La scelta di eseguire un trattamento deriva quindi dalla valutazione del rapporto costi-benefici. Per quanto riguarda la somministrazione di farmaci è invece ben delineato il grado di sicurezza di ciascuna molecola. Sono a tal proposito disponibiliLinee Guida ministeriali, oltre che indicazioni da parte delle associazioni di categoria (ANDI). È comunque ugualmente consigliato rivolgersi al medico curante (specialista in ginecologia e ostetricia) ogni qualvolta lo si reputi necessario durante la pianificazione di un trattamento o qualora la paziente riferisca complicanze durante gravidanze pregresse.

E’ controindicata l’anestesia locale in gravidanza?

In linea di massima, non esiste di per sé controindicazione all’anestesia locale in gravidanza. Le cautele riguardano invece posologia e modalità di somministrazione – aspetto comune, con alcune differenze, a diverse categorie di pazienti odontoiatrici – e, in maniera specifica, con l’uso di taluni principi attivi.

Si assume la classificazione fornita dalla Food and Drug Administration statunitense, la quale divide i diversi farmaci in base all’evidenza scientifica del rischio potenziale per il prodotto del concepimento.

Anestetico locale in odontoiatria: classi di rischio

Questa consta di 5 classi: a partire da A (molecola sicura: studi controllati non dimostrano rischi) a D si osserva un rischio crescente. Vi si aggiunge poi la classe X, che raggruppa tutti i farmaci controindicati in gravidanza. Per completezza, va osservato come la FDA abbia aggiornato la propria classificazione, sostituendola con la Pregnancy and Lactation Labeling (Drugs) Final Rule, a partire dal 2015, ovvero l’anno successivo all’ultimo aggiornamento delle Linee Guida ministeriali.

La lidocaina, ad uso topico o locale, è raggruppata nella classe B, ed è pertanto valutata come sicura per l’uso odontoiatrico. Viene inoltre considerata affidabile anche per l’allattamento al seno.

Le molecole forse maggiormente diffuse come anestetici locali, vale a dire articainabupivacaina e mepivacaina sono invece tutte incluse nella classe C. Il loro utilizzo va dunque valutato ed è consigliato solo qualora il beneficio atteso per la paziente superi il potenziale rischio. L’American Academy of Pediatrics (AAP), inoltre, sconsiglia l’uso dell’articaina durante l’allattamento.

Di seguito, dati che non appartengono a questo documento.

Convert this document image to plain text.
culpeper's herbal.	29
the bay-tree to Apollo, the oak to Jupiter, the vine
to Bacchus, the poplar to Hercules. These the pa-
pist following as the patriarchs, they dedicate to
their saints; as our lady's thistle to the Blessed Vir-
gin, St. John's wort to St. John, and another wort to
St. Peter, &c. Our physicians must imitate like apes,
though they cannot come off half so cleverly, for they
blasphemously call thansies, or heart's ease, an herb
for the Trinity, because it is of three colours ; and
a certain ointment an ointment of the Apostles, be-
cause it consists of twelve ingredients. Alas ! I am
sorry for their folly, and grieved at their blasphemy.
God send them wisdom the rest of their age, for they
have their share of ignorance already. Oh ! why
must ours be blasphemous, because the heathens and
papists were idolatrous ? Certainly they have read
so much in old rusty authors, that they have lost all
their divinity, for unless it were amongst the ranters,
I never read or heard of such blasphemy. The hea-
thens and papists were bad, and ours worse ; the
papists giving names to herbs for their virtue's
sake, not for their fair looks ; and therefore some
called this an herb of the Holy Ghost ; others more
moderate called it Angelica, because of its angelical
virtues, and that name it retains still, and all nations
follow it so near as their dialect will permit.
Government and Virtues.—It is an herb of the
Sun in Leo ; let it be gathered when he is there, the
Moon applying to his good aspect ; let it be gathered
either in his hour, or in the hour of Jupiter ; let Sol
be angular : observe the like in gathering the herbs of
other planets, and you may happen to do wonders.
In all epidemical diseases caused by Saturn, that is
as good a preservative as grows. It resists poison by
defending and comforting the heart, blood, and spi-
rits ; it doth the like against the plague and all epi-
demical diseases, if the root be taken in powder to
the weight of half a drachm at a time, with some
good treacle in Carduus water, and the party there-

Per quanto riguarda invece l’impiego di vasocostrittore, anche l’epinefrina è stata classificata dalla FDA come rischio C. Secondo le Linee Guida ministeriali, prestando attenzione ad evitare l’iniezione intravasale, è possibile somministrare ad una gestante sana un totale di 5 tubofiale con una concentrazione di adrenalina pari a 1:100000 (o 10 con 1:200000). Un’aspetto che richiede accuratezza, come detto in precedenza, è la valutazione della potenziale tossicità da sovradosaggio assoluto (eccessivo numero di tubofiale) o relativo (iniezione rapida per via endovenosa o in tessuto iperemico).